The warning is a setback to Finance Minister Joaquim Levy's efforts to win back investor confidence in Latin America's largest economy, headed to a steep recession.
S&P affirmed Brazil at BBB-minus, its lowest investment grade rating, and revised the outlook on that rating from stable to negative, signaling a downgrade is possible over 12 to 18 months.
The Brazilian real slid 2 percent after S&P's announcement to 3.43 per dollar, the weakest in more than 12 years. It trimmed most of those losses to close at 3.37 after the ratings agency's analysts said the country could still head off a downgrade.
"We're assuming an even weaker fiscal story [in 2016], but we're also assuming that it will improve and that Brazil will avoid a rating downgrade," S&P analyst Lisa Schineller said on a conference call, citing the example of India.
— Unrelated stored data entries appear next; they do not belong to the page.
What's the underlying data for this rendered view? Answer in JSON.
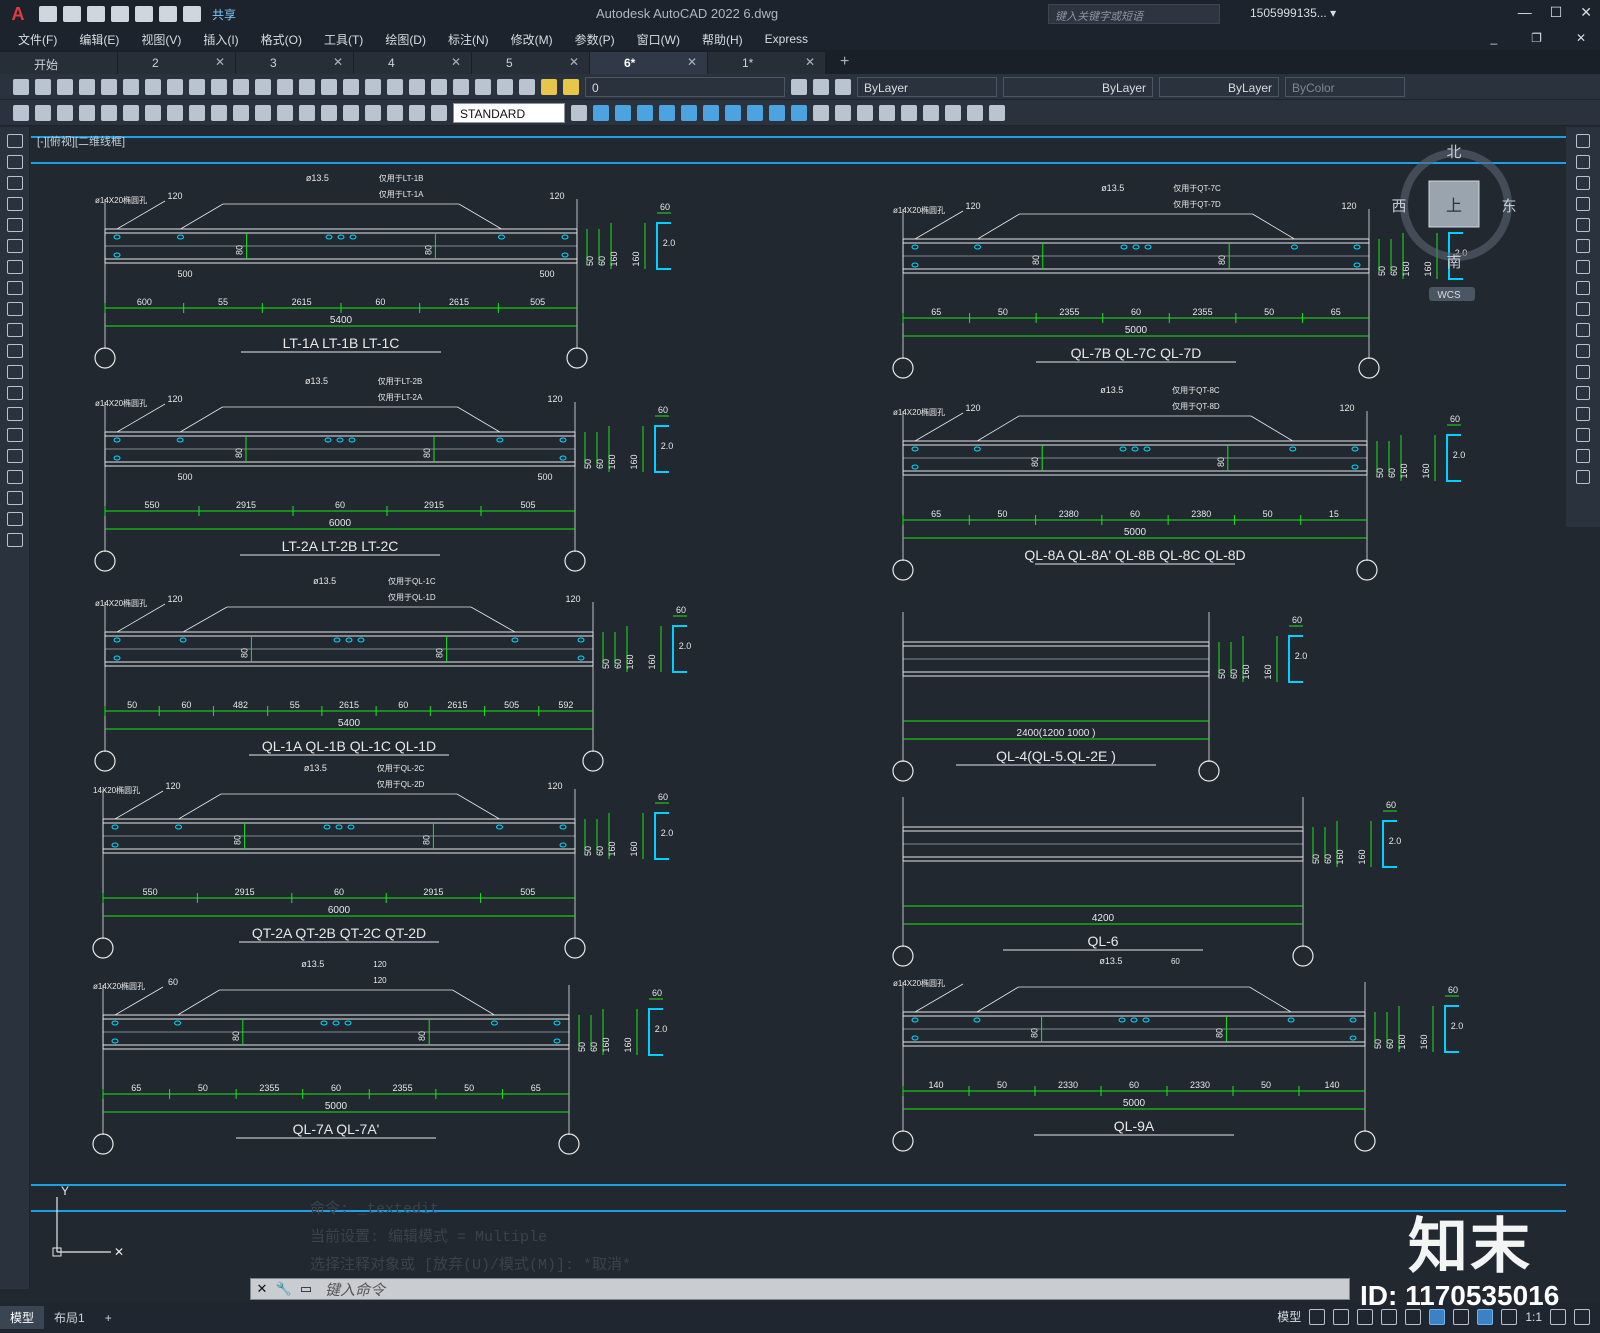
{
  "app": {
    "title": "Autodesk AutoCAD 2022    6.dwg",
    "share": "共享",
    "search_placeholder": "键入关键字或短语",
    "user": "1505999135... ▾"
  },
  "menu": [
    "文件(F)",
    "编辑(E)",
    "视图(V)",
    "插入(I)",
    "格式(O)",
    "工具(T)",
    "绘图(D)",
    "标注(N)",
    "修改(M)",
    "参数(P)",
    "窗口(W)",
    "帮助(H)",
    "Express"
  ],
  "tabs": [
    {
      "label": "开始",
      "active": false
    },
    {
      "label": "2",
      "active": false
    },
    {
      "label": "3",
      "active": false
    },
    {
      "label": "4",
      "active": false
    },
    {
      "label": "5",
      "active": false
    },
    {
      "label": "6*",
      "active": true
    },
    {
      "label": "1*",
      "active": false
    }
  ],
  "toolbar": {
    "layer": "0",
    "color": "ByLayer",
    "linetype": "ByLayer",
    "lineweight": "ByLayer",
    "plotstyle": "ByColor",
    "textstyle": "STANDARD"
  },
  "view_control": "[-][俯视][二维线框]",
  "viewcube": {
    "north": "北",
    "south": "南",
    "east": "东",
    "west": "西",
    "face": "上",
    "wcs": "WCS"
  },
  "drawings_left": [
    {
      "title": "LT-1A  LT-1B  LT-1C",
      "total": "5400",
      "segs": [
        "600",
        "55",
        "2615",
        "60",
        "2615",
        "505"
      ],
      "holes": [
        "ø14X20椭圆孔",
        "ø13.5",
        "仅用于LT-1B",
        "仅用于LT-1A",
        "120",
        "120",
        "500",
        "500"
      ]
    },
    {
      "title": "LT-2A  LT-2B  LT-2C",
      "total": "6000",
      "segs": [
        "550",
        "2915",
        "60",
        "2915",
        "505"
      ],
      "holes": [
        "ø14X20椭圆孔",
        "ø13.5",
        "仅用于LT-2B",
        "仅用于LT-2A",
        "120",
        "120",
        "500",
        "500"
      ]
    },
    {
      "title": "QL-1A  QL-1B  QL-1C  QL-1D",
      "total": "5400",
      "segs": [
        "50",
        "60",
        "482",
        "55",
        "2615",
        "60",
        "2615",
        "505",
        "592"
      ],
      "holes": [
        "ø14X20椭圆孔",
        "ø13.5",
        "仅用于QL-1C",
        "仅用于QL-1D",
        "120",
        "120"
      ]
    },
    {
      "title": "QT-2A  QT-2B  QT-2C  QT-2D",
      "total": "6000",
      "segs": [
        "550",
        "2915",
        "60",
        "2915",
        "505"
      ],
      "holes": [
        "14X20椭圆孔",
        "ø13.5",
        "仅用于QL-2C",
        "仅用于QL-2D",
        "120",
        "120"
      ]
    },
    {
      "title": "QL-7A  QL-7A'",
      "total": "5000",
      "segs": [
        "65",
        "50",
        "2355",
        "60",
        "2355",
        "50",
        "65"
      ],
      "holes": [
        "ø14X20椭圆孔",
        "ø13.5",
        "120",
        "120",
        "60"
      ]
    }
  ],
  "drawings_right": [
    {
      "title": "QL-7B  QL-7C  QL-7D",
      "total": "5000",
      "segs": [
        "65",
        "50",
        "2355",
        "60",
        "2355",
        "50",
        "65"
      ],
      "holes": [
        "ø14X20椭圆孔",
        "ø13.5",
        "仅用于QT-7C",
        "仅用于QT-7D",
        "120",
        "120"
      ]
    },
    {
      "title": "QL-8A  QL-8A' QL-8B  QL-8C  QL-8D",
      "total": "5000",
      "segs": [
        "65",
        "50",
        "2380",
        "60",
        "2380",
        "50",
        "15"
      ],
      "holes": [
        "ø14X20椭圆孔",
        "ø13.5",
        "仅用于QT-8C",
        "仅用于QT-8D",
        "120",
        "120"
      ]
    },
    {
      "title": "QL-4(QL-5.QL-2E )",
      "total": "2400(1200 1000 )",
      "segs": [],
      "holes": []
    },
    {
      "title": "QL-6",
      "total": "4200",
      "segs": [],
      "holes": []
    },
    {
      "title": "QL-9A",
      "total": "5000",
      "segs": [
        "140",
        "50",
        "2330",
        "60",
        "2330",
        "50",
        "140"
      ],
      "holes": [
        "ø14X20椭圆孔",
        "ø13.5",
        "60"
      ]
    }
  ],
  "section_labels": {
    "w": "60",
    "h": "160",
    "t": "2.0",
    "d1": "50",
    "d2": "60",
    "d3": "50",
    "mid": "80"
  },
  "command_history": [
    "命令: _textedit",
    "当前设置: 编辑模式 = Multiple",
    "选择注释对象或 [放弃(U)/模式(M)]: *取消*"
  ],
  "command_placeholder": "键入命令",
  "layout_tabs": [
    "模型",
    "布局1"
  ],
  "status": {
    "model": "模型",
    "scale": "1:1"
  },
  "watermark": {
    "logo": "知末",
    "id": "ID: 1170535016"
  },
  "colors": {
    "canvas_bg": "#212830",
    "dim_green": "#19e619",
    "geom_white": "#e8e8e8",
    "hole_cyan": "#00d8ff",
    "section_cyan": "#00d0ff",
    "frame_blue": "#1ea0e6"
  }
}
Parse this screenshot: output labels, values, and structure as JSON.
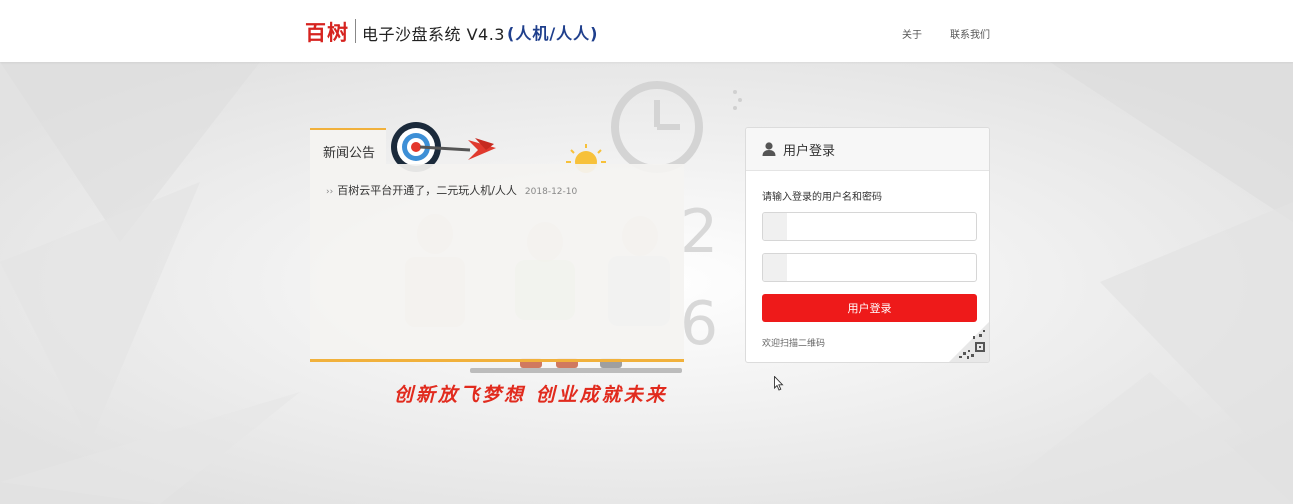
{
  "header": {
    "brand": "百树",
    "system_title": "电子沙盘系统 V4.3",
    "mode": "(人机/人人)",
    "nav": {
      "about": "关于",
      "contact": "联系我们"
    }
  },
  "news": {
    "tab_label": "新闻公告",
    "items": [
      {
        "bullet": "››",
        "title": "百树云平台开通了，二元玩人机/人人",
        "date": "2018-12-10"
      }
    ]
  },
  "slogan": "创新放飞梦想 创业成就未来",
  "login": {
    "title": "用户登录",
    "hint": "请输入登录的用户名和密码",
    "username": {
      "value": "",
      "placeholder": ""
    },
    "password": {
      "value": "",
      "placeholder": ""
    },
    "submit_label": "用户登录",
    "qr_text": "欢迎扫描二维码"
  },
  "colors": {
    "brand_red": "#d6231f",
    "mode_blue": "#1f3f8c",
    "button_red": "#ee1a1a",
    "accent_orange": "#f1b13c"
  },
  "icons": [
    "user-icon",
    "qr-code-icon",
    "target-icon",
    "dart-icon",
    "sun-icon",
    "clock-icon",
    "mouse-pointer-icon"
  ]
}
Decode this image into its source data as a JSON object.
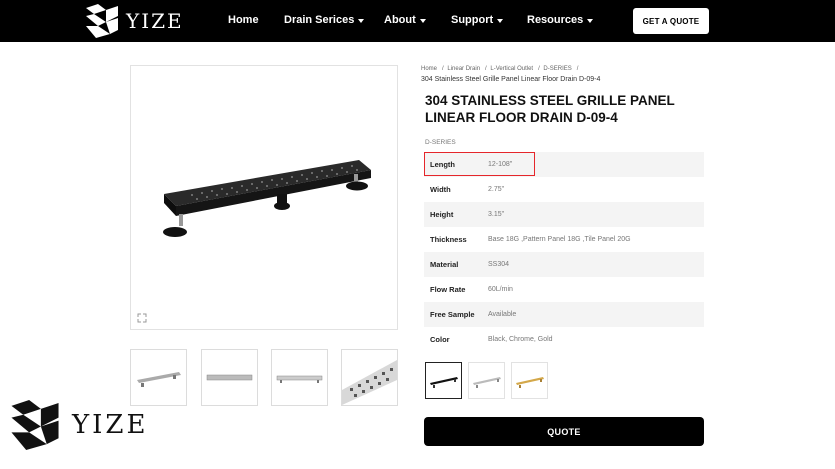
{
  "header": {
    "logo_text": "YIZE",
    "nav": [
      {
        "label": "Home",
        "has_dropdown": false
      },
      {
        "label": "Drain Serices",
        "has_dropdown": true
      },
      {
        "label": "About",
        "has_dropdown": true
      },
      {
        "label": "Support",
        "has_dropdown": true
      },
      {
        "label": "Resources",
        "has_dropdown": true
      }
    ],
    "cta_label": "GET A QUOTE"
  },
  "breadcrumb": {
    "items": [
      "Home",
      "Linear Drain",
      "L-Vertical Outlet",
      "D-SERIES"
    ],
    "current": "304 Stainless Steel Grille Panel Linear Floor Drain D-09-4"
  },
  "product": {
    "title": "304 STAINLESS STEEL GRILLE PANEL LINEAR FLOOR DRAIN D-09-4",
    "series": "D-SERIES",
    "specs": [
      {
        "label": "Length",
        "value": "12-108\""
      },
      {
        "label": "Width",
        "value": "2.75\""
      },
      {
        "label": "Height",
        "value": "3.15\""
      },
      {
        "label": "Thickness",
        "value": "Base 18G ,Pattern Panel 18G ,Tile Panel 20G"
      },
      {
        "label": "Material",
        "value": "SS304"
      },
      {
        "label": "Flow Rate",
        "value": "60L/min"
      },
      {
        "label": "Free Sample",
        "value": "Available"
      },
      {
        "label": "Color",
        "value": "Black, Chrome, Gold"
      }
    ],
    "swatches": [
      "black",
      "chrome",
      "gold"
    ],
    "quote_label": "QUOTE"
  },
  "footer_logo_text": "YIZE",
  "colors": {
    "header_bg": "#000000",
    "highlight_border": "#e5262b",
    "row_shade": "#f4f4f4",
    "button_bg": "#000000"
  }
}
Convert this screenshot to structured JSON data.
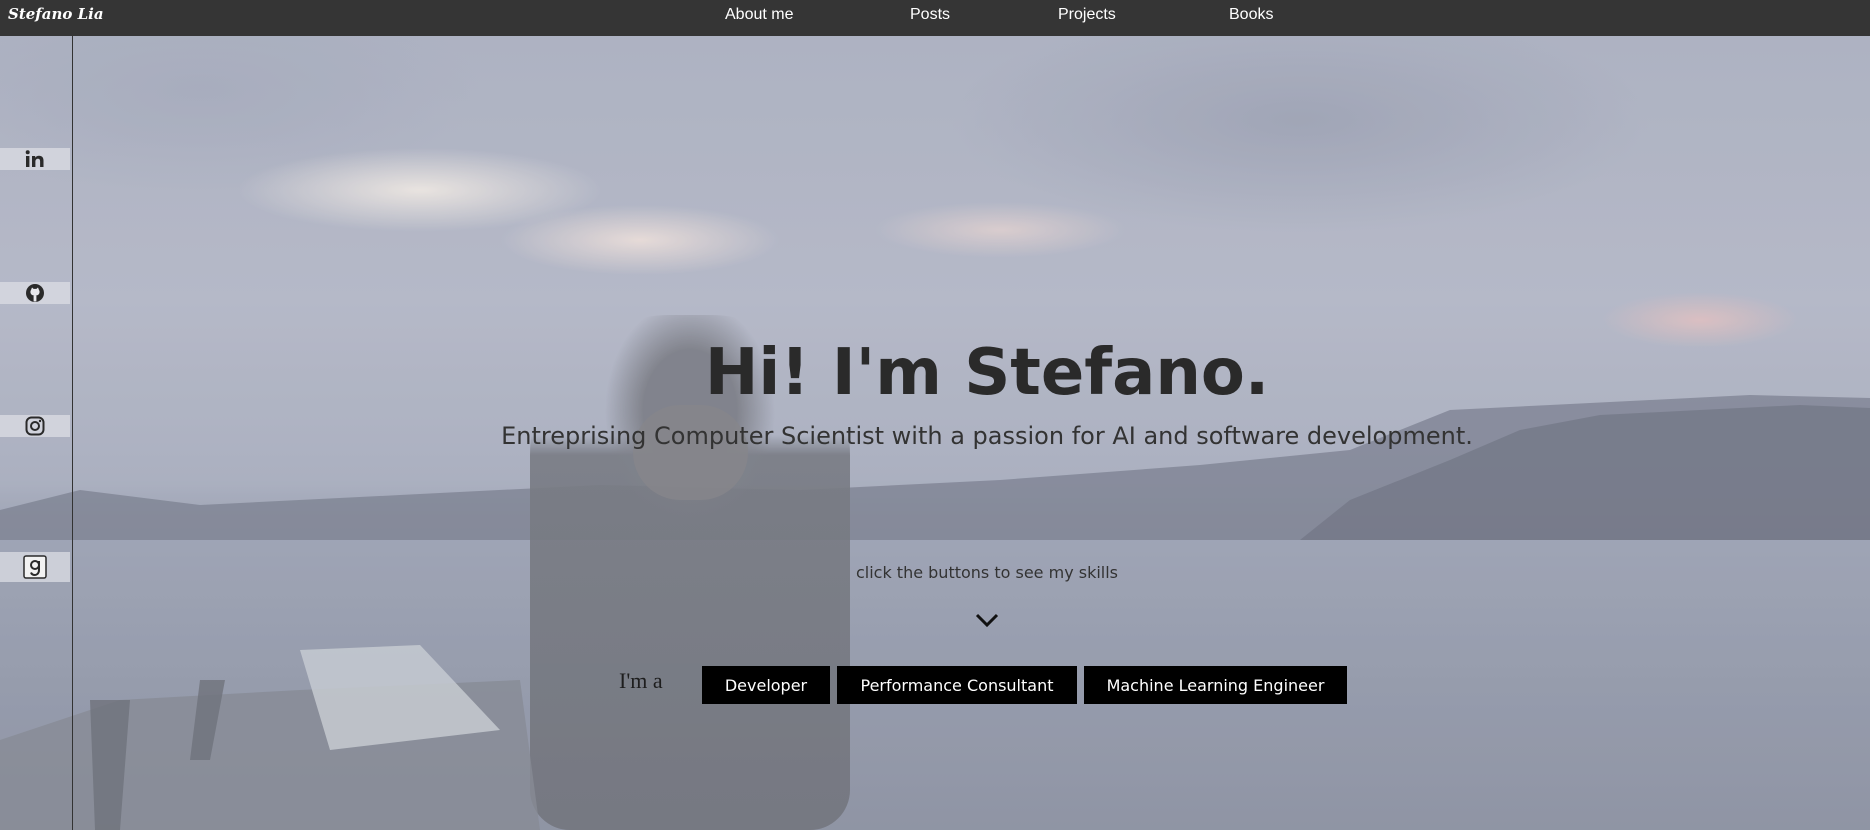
{
  "header": {
    "brand": "Stefano Lia",
    "nav": [
      {
        "label": "About me"
      },
      {
        "label": "Posts"
      },
      {
        "label": "Projects"
      },
      {
        "label": "Books"
      }
    ]
  },
  "sidebar": {
    "socials": [
      {
        "icon": "linkedin-icon"
      },
      {
        "icon": "github-icon"
      },
      {
        "icon": "instagram-icon"
      },
      {
        "icon": "goodreads-icon"
      }
    ]
  },
  "hero": {
    "title": "Hi! I'm Stefano.",
    "subtitle": "Entreprising Computer Scientist with a passion for AI and software development.",
    "hint": "click the buttons to see my skills",
    "prefix": "I'm a",
    "skills": [
      {
        "label": "Developer"
      },
      {
        "label": "Performance Consultant"
      },
      {
        "label": "Machine Learning Engineer"
      }
    ]
  },
  "colors": {
    "topbar": "#353535",
    "button": "#000000",
    "title": "#2a2a2a"
  }
}
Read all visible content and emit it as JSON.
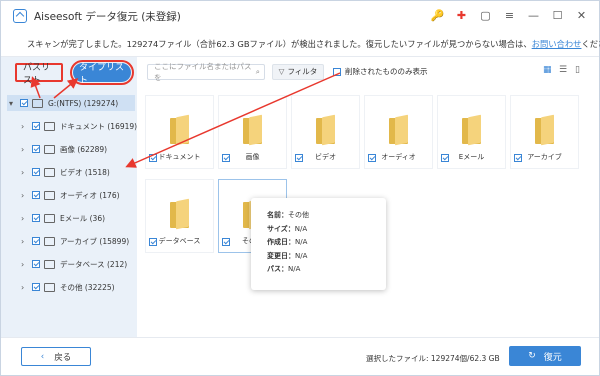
{
  "app": {
    "title": "Aiseesoft データ復元 (未登録)"
  },
  "notice": {
    "text": "スキャンが完了しました。129274ファイル（合計62.3 GBファイル）が検出されました。復元したいファイルが見つからない場合は、",
    "link": "お問い合わせ",
    "tail": "ください。"
  },
  "tabs": {
    "path": "パスリスト",
    "type": "タイプリスト"
  },
  "tree": {
    "root": "G:(NTFS) (129274)",
    "items": [
      {
        "label": "ドキュメント (16919)"
      },
      {
        "label": "画像 (62289)"
      },
      {
        "label": "ビデオ (1518)"
      },
      {
        "label": "オーディオ (176)"
      },
      {
        "label": "Eメール (36)"
      },
      {
        "label": "アーカイブ (15899)"
      },
      {
        "label": "データベース (212)"
      },
      {
        "label": "その他 (32225)"
      }
    ]
  },
  "toolbar": {
    "search_placeholder": "ここにファイル名またはパスを",
    "filter": "フィルタ",
    "deleted_only": "削除されたもののみ表示"
  },
  "grid": {
    "row1": [
      "ドキュメント",
      "画像",
      "ビデオ",
      "オーディオ",
      "Eメール",
      "アーカイブ"
    ],
    "row2": [
      "データベース",
      "その他"
    ]
  },
  "popup": {
    "name_label": "名前：",
    "name_value": "その他",
    "size_label": "サイズ：",
    "size_value": "N/A",
    "created_label": "作成日：",
    "created_value": "N/A",
    "modified_label": "変更日：",
    "modified_value": "N/A",
    "path_label": "パス：",
    "path_value": "N/A"
  },
  "bottom": {
    "back": "戻る",
    "selected": "選択したファイル: 129274個/62.3 GB",
    "restore": "復元"
  },
  "colors": {
    "accent": "#3a86d6",
    "annotation": "#e8382e",
    "folder": "#f5d37c"
  }
}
India, also rated at BBB-minus by S&P, last year avoided a downgrade to junk after Prime Minister Narendra Modi unveiled an ambitious reform agenda.
Still, Schineller said there was a significant risk that Congress may not approve the austerity policies.
Investors said the threatened downgrade should be a wake-up call to the government.
Loss of the investment-grade rating would boost financing costs for Brazil's government and companies. It also would hurt dollar inflows to the country, since many investors are barred from buying junk-rated securities.
S&P was the first of the Big Three ratings agencies to raise questions about Brazil's investment grade. Both Moody's Investors Service and Fitch Ratings have the country at BBB, two notches above junk, with a negative outlook.